Book Review: Trail of the Spellmans by Lisa Lutz- She Will Be Interviewed March 18 on KAZI
By Tim Chamberlain
The Further Adventures of a Wonderfully Dysfunctional PI and Her Entire Dysfunctional Clan
With Trail of the Spellmans, the fifth book in the Spellmans series, Lisa Lutz delivers a fast and funny mystery that should please old and new fans alike.
The new installment follows the further adventures of Isabel “Izzy” Spellman (a San Francisco private investigator) and her family who just so happen to be her co-workers. There is no limit to the plotting that goes on between the family members of Spellman Investigations, and in the fifth book Lutz is still surprising me with her novel ideas on this front–you get the feeling that she might be a bad person to cross.
One hazard of writing the fifth book in a series is presenting the back-story of returning characters: how do you introduce these characters to brand new readers without boring your returning readers to tears? Luckily, there’s enough history from the first four books that Lutz has no problem providing a brief and funny snapshot of the whole family that certainly kept me entertained as a returning reader. In fact, Lutz gives just enough detail (and a few reminders that previous documents are available) to intrigue the reader, and I imagine those being introduced to the Spellmans in this fifth book will hurry out to get the first four.
While the Trail of the Spellmans is essentially a mystery, it distinguishes itself from much of the genre by replacing blood with dry humor and some surprisingly poignant scenes–there are moments with Izzy’s boyfriend and her Grammy (a priceless addition to the Spellman universe) that I’m amazed ring so true in a book this funny. Also, the fact that the novels are set up as “documents” written by Isabel allows Lutz to break down the fourth wall a bit with hilarious results. Lutz has written Isabel as someone that’s not quite right, knows it, and has a sense of humor about it.
Demetrius Merriweather (otherwise known as D) is a semi-new character, as he was introduced in the fourth book (The Spellmans Strike Again) as a wrongfully incarcerated man that Isabel and her sister eventually help to free. Now he is working for the Spellmans, and the ex-con is, somewhat unsurprisingly, the most hardworking and normal of any of them. His presence gives Lutz the option to diffuse some situations that otherwise would almost have to blow up before D’s arrival, and it definitely changes the dynamic of the house.

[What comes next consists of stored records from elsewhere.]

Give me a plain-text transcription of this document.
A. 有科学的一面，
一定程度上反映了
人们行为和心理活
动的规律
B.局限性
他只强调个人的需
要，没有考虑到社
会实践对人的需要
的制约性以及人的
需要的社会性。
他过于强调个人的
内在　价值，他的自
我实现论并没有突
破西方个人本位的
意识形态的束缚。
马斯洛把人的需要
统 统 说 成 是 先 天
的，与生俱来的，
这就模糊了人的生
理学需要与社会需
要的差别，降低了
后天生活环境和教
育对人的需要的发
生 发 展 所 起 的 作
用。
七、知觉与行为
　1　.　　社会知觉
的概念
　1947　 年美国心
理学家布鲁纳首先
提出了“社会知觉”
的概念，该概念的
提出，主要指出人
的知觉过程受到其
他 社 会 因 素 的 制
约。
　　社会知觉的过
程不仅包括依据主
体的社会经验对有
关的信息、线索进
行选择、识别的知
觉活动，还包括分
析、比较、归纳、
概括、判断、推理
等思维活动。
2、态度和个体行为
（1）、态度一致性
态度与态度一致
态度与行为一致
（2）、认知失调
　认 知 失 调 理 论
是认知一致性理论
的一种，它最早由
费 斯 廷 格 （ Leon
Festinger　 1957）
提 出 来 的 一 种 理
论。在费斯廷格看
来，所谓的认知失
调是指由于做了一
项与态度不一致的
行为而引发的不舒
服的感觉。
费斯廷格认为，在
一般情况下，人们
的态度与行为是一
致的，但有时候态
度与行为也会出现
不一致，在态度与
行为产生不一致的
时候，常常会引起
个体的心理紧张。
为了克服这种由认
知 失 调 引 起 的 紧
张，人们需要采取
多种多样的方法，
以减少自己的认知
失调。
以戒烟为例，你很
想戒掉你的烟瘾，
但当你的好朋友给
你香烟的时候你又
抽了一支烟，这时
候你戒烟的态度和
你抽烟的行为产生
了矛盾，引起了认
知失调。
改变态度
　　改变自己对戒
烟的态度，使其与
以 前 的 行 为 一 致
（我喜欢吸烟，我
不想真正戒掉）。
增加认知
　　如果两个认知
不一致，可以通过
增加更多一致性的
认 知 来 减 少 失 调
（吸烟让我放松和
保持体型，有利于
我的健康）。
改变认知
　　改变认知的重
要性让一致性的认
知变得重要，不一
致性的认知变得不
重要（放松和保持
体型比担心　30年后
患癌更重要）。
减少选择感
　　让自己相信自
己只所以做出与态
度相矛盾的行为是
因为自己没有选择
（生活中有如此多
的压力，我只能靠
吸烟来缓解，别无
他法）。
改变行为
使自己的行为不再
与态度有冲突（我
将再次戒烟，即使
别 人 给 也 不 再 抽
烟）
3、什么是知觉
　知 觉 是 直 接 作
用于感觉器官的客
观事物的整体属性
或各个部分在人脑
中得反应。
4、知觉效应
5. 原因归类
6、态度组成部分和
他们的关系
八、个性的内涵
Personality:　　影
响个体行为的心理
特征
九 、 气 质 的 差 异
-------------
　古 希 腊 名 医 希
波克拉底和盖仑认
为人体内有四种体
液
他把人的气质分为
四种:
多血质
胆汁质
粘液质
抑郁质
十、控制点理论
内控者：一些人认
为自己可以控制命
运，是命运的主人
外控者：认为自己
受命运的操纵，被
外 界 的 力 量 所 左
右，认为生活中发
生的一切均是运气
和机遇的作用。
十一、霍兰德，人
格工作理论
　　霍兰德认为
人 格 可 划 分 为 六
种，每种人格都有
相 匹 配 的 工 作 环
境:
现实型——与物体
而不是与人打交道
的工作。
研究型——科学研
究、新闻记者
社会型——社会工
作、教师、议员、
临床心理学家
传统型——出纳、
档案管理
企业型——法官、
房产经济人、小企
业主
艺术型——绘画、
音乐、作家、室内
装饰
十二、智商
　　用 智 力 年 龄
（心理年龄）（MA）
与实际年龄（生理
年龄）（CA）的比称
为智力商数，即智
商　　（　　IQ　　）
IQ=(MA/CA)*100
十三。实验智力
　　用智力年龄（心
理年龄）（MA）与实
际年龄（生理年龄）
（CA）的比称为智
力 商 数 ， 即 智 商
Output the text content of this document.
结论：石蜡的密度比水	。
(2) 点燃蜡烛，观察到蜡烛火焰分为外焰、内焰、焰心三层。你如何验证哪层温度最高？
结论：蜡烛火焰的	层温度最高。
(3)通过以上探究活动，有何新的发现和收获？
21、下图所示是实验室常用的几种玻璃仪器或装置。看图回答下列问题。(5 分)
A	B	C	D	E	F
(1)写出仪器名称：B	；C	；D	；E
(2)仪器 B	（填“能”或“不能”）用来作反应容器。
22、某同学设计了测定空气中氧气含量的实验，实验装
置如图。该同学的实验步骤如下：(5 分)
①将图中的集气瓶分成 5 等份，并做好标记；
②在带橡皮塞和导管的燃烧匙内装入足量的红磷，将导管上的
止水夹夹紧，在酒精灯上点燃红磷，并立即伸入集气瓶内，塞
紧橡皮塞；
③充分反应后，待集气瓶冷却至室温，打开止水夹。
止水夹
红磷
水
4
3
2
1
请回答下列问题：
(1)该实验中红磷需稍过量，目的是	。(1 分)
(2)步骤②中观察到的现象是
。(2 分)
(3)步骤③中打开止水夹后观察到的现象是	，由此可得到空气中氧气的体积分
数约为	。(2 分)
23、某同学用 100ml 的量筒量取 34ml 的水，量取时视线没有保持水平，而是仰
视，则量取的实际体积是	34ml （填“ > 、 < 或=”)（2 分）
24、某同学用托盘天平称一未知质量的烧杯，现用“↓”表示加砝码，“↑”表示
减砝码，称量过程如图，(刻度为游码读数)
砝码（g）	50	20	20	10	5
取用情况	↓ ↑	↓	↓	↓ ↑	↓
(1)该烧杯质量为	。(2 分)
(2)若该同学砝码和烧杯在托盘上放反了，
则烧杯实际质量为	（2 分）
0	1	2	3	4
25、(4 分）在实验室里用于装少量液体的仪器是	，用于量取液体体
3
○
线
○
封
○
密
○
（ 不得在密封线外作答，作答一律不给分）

Despite D’s presence inter-family sabotage continues apace with the previous novels, actually upping the ante a bit with some child-rearing experimentation/treachery between some non-Izzy family members. While “child-rearing experimentation” may not sound very funny, Lutz somehow managed to make this bit the funniest part of of the book. There are a few pages from a fictitious children’s book included that are especially amazing–not only because they are hilarious, but because they give some important insight into some Spellman family history.
As always, lovers of footnote humor will not be disappointed with a Spellmans book, and I think Lutz actually coined a footnote joke on page 79. This is a thoroughly modern book, complete with text message conversations, thumb drives and terrorism jokes (really, they’re quite funny and honestly inoffensive). However, the bottom line is that Isabel’s comfortably steady knack for questionable decisions is still wildly entertaining. After all, would you really want a mystery heroine with a perfect love life and no penchant for hidden scotch?